1) Fabian, Ann. The Skull Collectors: Race, Science, and America's Unburied Dead. 2010. University of Chicago Press. Hardbound: 270 pages. Price: $27.50 U.S.
SUMMARY: When Philadelphia naturalist Samuel George Morton died in 1851, no one cut off his head, boiled away its flesh, and added his grinning skull to a collection of crania. It would have been strange, but perhaps fitting, had Morton’s skull wound up in a collector’s cabinet, for Morton himself had collected hundreds of skulls over the course of a long career.

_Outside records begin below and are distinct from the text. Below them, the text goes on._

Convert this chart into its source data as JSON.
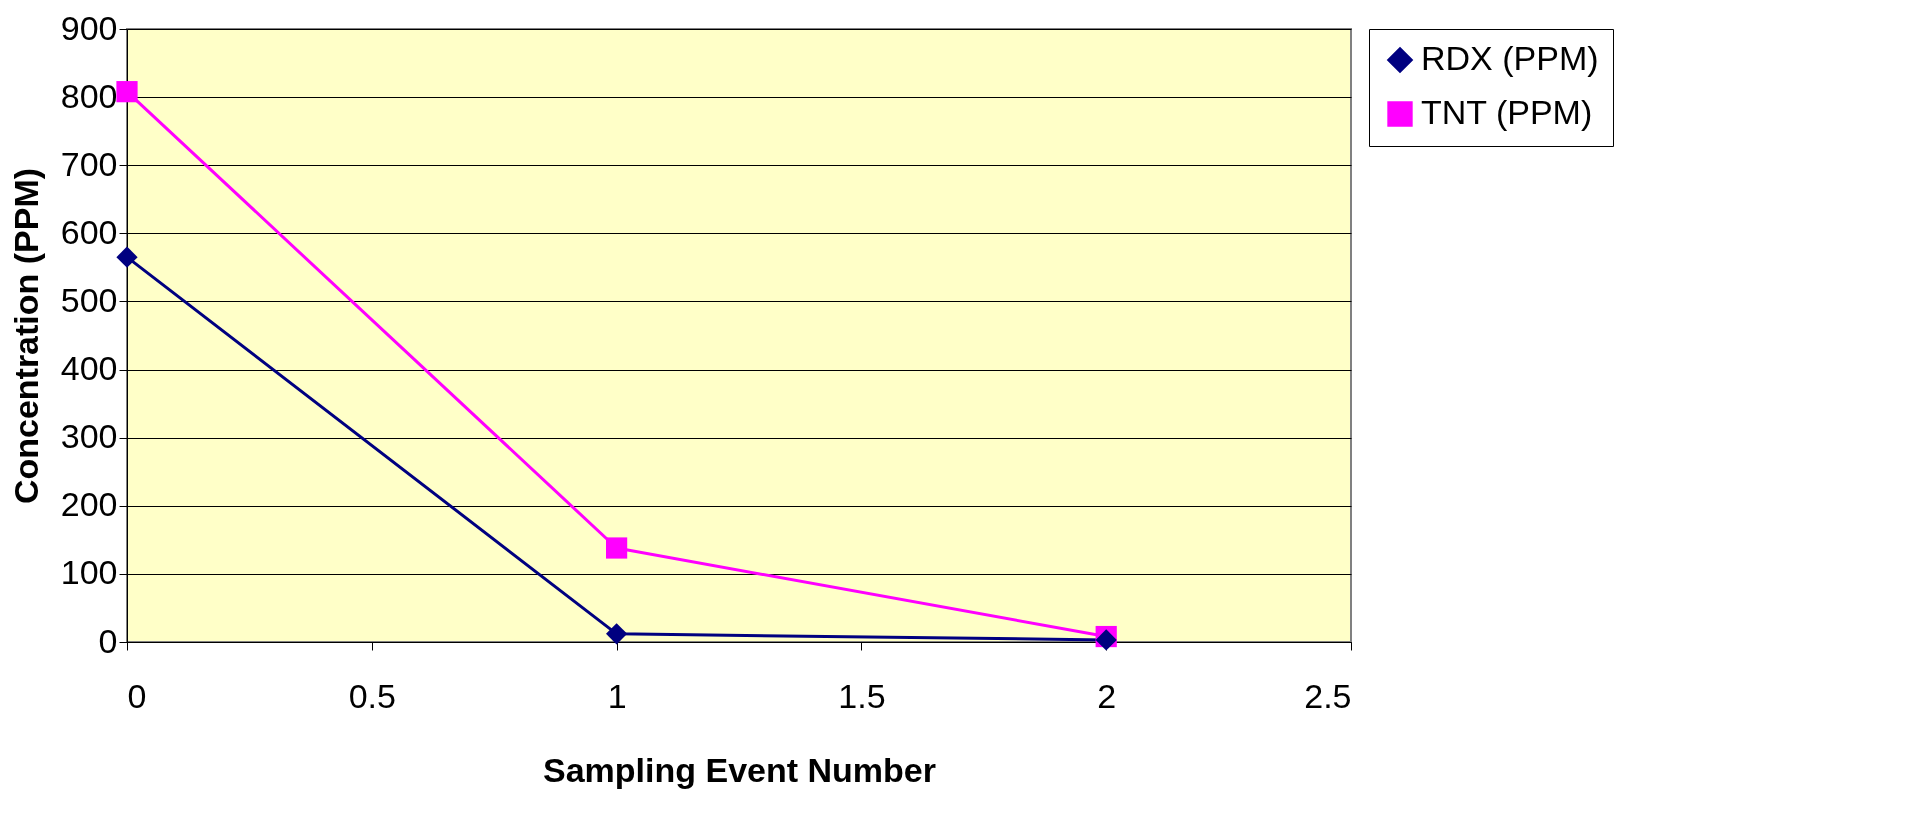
{
  "chart_data": {
    "type": "line",
    "xlabel": "Sampling Event Number",
    "ylabel": "Concentration (PPM)",
    "x": [
      0,
      1,
      2
    ],
    "series": [
      {
        "name": "RDX (PPM)",
        "color": "#000080",
        "marker": "diamond",
        "values": [
          565,
          12,
          3
        ]
      },
      {
        "name": "TNT (PPM)",
        "color": "#ff00ff",
        "marker": "square",
        "values": [
          808,
          138,
          8
        ]
      }
    ],
    "xlim": [
      0,
      2.5
    ],
    "xticks": [
      0,
      0.5,
      1,
      1.5,
      2,
      2.5
    ],
    "ylim": [
      0,
      900
    ],
    "yticks": [
      0,
      100,
      200,
      300,
      400,
      500,
      600,
      700,
      800,
      900
    ],
    "grid": "y",
    "legend": "right",
    "line_style": "solid"
  }
}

Friends, diplomats, doctors, soldiers, and fellow naturalists sent him skulls they gathered from battlefields and burial grounds across America and around the world.
With The Skull Collectors, eminent historian Ann Fabian resurrects that popular and scientific movement, telling the strange—and at times gruesome—story of Morton, his contemporaries, and their search for a scientific foundation for racial difference. From cranial measurements and museum shelves to heads on stakes, bloody battlefields, and the “rascally pleasure” of grave robbing, Fabian paints a lively picture of scientific inquiry in service of an agenda of racial superiority, and of a society coming to grips with both the deadly implications of manifest destiny and the mass slaughter of the Civil War. Even as she vividly recreates the past, Fabian also deftly traces the continuing implications of this history, from lingering traces of scientific racism to debates over the return of the remains of Native Americans that are held by museums to this day.
Full of anecdotes, oddities, and insights, The Skull Collectors takes readers on a darkly fascinating trip down a little-visited but surprisingly important byway of American history.
RECOMMENDATION: An interesting story on a little known chapter of America's history. I also recommend this book:
2) Goodman, Jordan. The Devil and Mr. Casement: One Man's Battle for Human Rights in South America's Heart of Darkness. 2010. Picador. Paperback: 322 pages. Price: $18.00 U.S.
SUMMARY: In September 1910, the activist Roger Casement arrived in the Amazon jungle on a mission for the British government: to investigate reports of widespread human-rights abuses in the forests along the Putumayo River. Casement was outraged by what he uncovered: nearly thirty thousand Indians had died to produce four thousand tons of rubber for Peruvian and British commercial interests, under the brutal rubber baron Julio César Arana. In 1912, Casement’s seven-hundred-page report of the Putumayo violence set off reverberations throughout the world. Drawing on a wealth of original research,The Devil and Mr. Casement is a haunting story of modern capitalism with enormous contemporary political resonance.
RECOMMENDATION: For those with an interest in the history of human rights.